Pamela Ballantine shares her own homemade tomato sauce recipe, bursting with nutrients and flavour.
“I always like to keep this sauce in the fridge as it is so versatile and can be used to make pasta sauce or soup!”
- 4 or 5 carrots
- 4 or 5 sticks of celery
- 2 or 3 leeks
- Tomato puree
- Chilli Flakes
- Chicken or vegetable stockpot
- Tin of chopped tomatoes
- Fresh basil leaves
- Spray olive oil
- Heat spray oil in a large pan over medium heat. Add a good squirt of tomato puree and a sprinkling of chilli flakes and cook through for a couple of minutes.

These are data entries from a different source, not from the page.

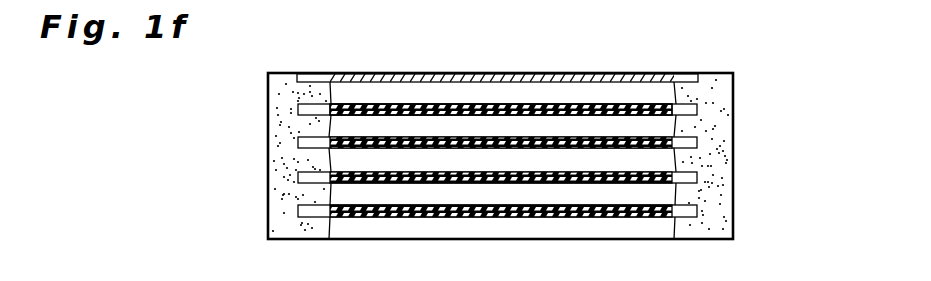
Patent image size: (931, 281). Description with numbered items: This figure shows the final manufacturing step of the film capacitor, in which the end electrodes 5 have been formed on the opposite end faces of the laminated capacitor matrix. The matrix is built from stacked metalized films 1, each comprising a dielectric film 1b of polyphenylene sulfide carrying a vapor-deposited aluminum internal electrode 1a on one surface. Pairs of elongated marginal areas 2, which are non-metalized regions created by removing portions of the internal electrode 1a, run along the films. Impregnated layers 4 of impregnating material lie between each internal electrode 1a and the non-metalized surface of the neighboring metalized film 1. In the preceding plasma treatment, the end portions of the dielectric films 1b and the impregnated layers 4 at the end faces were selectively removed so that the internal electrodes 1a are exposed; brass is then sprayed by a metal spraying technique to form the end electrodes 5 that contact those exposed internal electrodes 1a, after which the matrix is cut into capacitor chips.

The metalized film 1 is at (417, 139).
The internal electrode 1a is at (325, 108).
The dielectric film 1b is at (327, 167).
The marginal areas 2 is at (362, 72).
The impregnated layers 4 is at (580, 103).
The end electrodes 5 is at (720, 126).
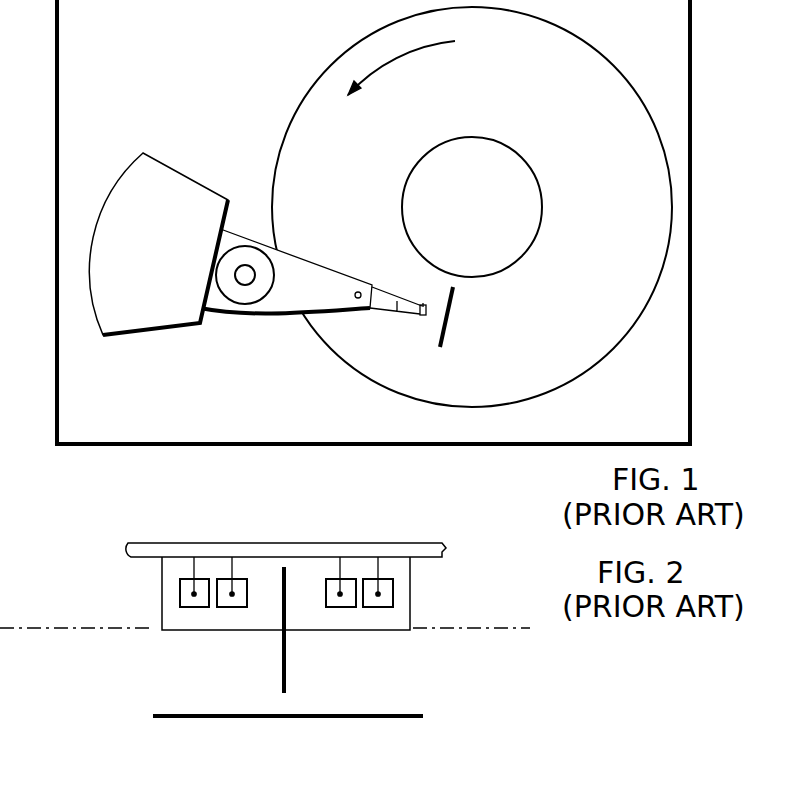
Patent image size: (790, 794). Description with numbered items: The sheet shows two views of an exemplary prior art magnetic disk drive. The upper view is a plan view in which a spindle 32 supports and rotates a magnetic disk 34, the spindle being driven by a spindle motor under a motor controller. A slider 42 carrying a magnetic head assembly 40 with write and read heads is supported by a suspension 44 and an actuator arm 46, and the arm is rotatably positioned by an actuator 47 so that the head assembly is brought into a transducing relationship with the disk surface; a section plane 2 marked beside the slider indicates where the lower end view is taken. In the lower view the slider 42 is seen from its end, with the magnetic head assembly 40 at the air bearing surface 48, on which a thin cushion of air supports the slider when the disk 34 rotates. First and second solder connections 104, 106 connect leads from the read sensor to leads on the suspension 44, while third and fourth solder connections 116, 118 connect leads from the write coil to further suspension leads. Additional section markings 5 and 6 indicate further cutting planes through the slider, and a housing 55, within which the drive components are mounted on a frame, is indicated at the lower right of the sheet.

In FIG. 1, the plane 2— 2 is at (470, 301).
In FIG. 1, the spindle 32 is at (498, 140).
In FIG. 1, the magnetic disk 34 is at (600, 206).
In FIG. 1, the magnetic head assembly 40 is at (425, 316).
In FIG. 2, the magnetic head assembly 40 is at (297, 588).
In FIG. 1, the slider 42 is at (426, 302).
In FIG. 2, the slider 42 is at (162, 588).
In FIG. 1, the suspension 44 is at (382, 312).
In FIG. 1, the actuator arm 46 is at (290, 250).
In FIG. 1, the actuator 47 is at (182, 168).
In FIG. 2, the air bearing surface 48 is at (47, 630).
In FIG. 2, the first solder connection 104 is at (175, 580).
In FIG. 2, the second solder connection 106 is at (360, 582).
In FIG. 2, the third solder connection 116 is at (213, 580).
In FIG. 2, the fourth solder connection 118 is at (322, 582).
In FIG. 2, the section line 5- 5 is at (180, 730).
In FIG. 2, the section line 6- 6 is at (300, 583).
In FIG. 2, the housing 55 is at (593, 793).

- Scrub or peel the carrots. Chop carrots, leeks and celery and add to pan. Sweat through, adding a dash of water if necessary.
- Add chicken stockpot and dissolve. Add a tin of tomatoes and some water to thin slightly.
- Simmer for about 20 minutes until vegetables have softened. Rip up basil leaves and add to other ingredients.
- Blend with a hand blender to a smoothish consistency.
This should make just over a litre of sauce and can be kept in the fridge for a few days.
If you do not add too much water this sauce can be used as a pasta sauce, or a sauce to add to other dishes eg mince steak, chilli etc. I also use it by browning slices of chicken and/or bacon in a pan and adding the tomato sauce. Heat through until the chicken is cooked. Add a couple of spoonfuls of fat free fromage frais or quark. Serve with pasta or potatoes.
You can also add milk or fat free fromage frais to thin the sauce down to make soup.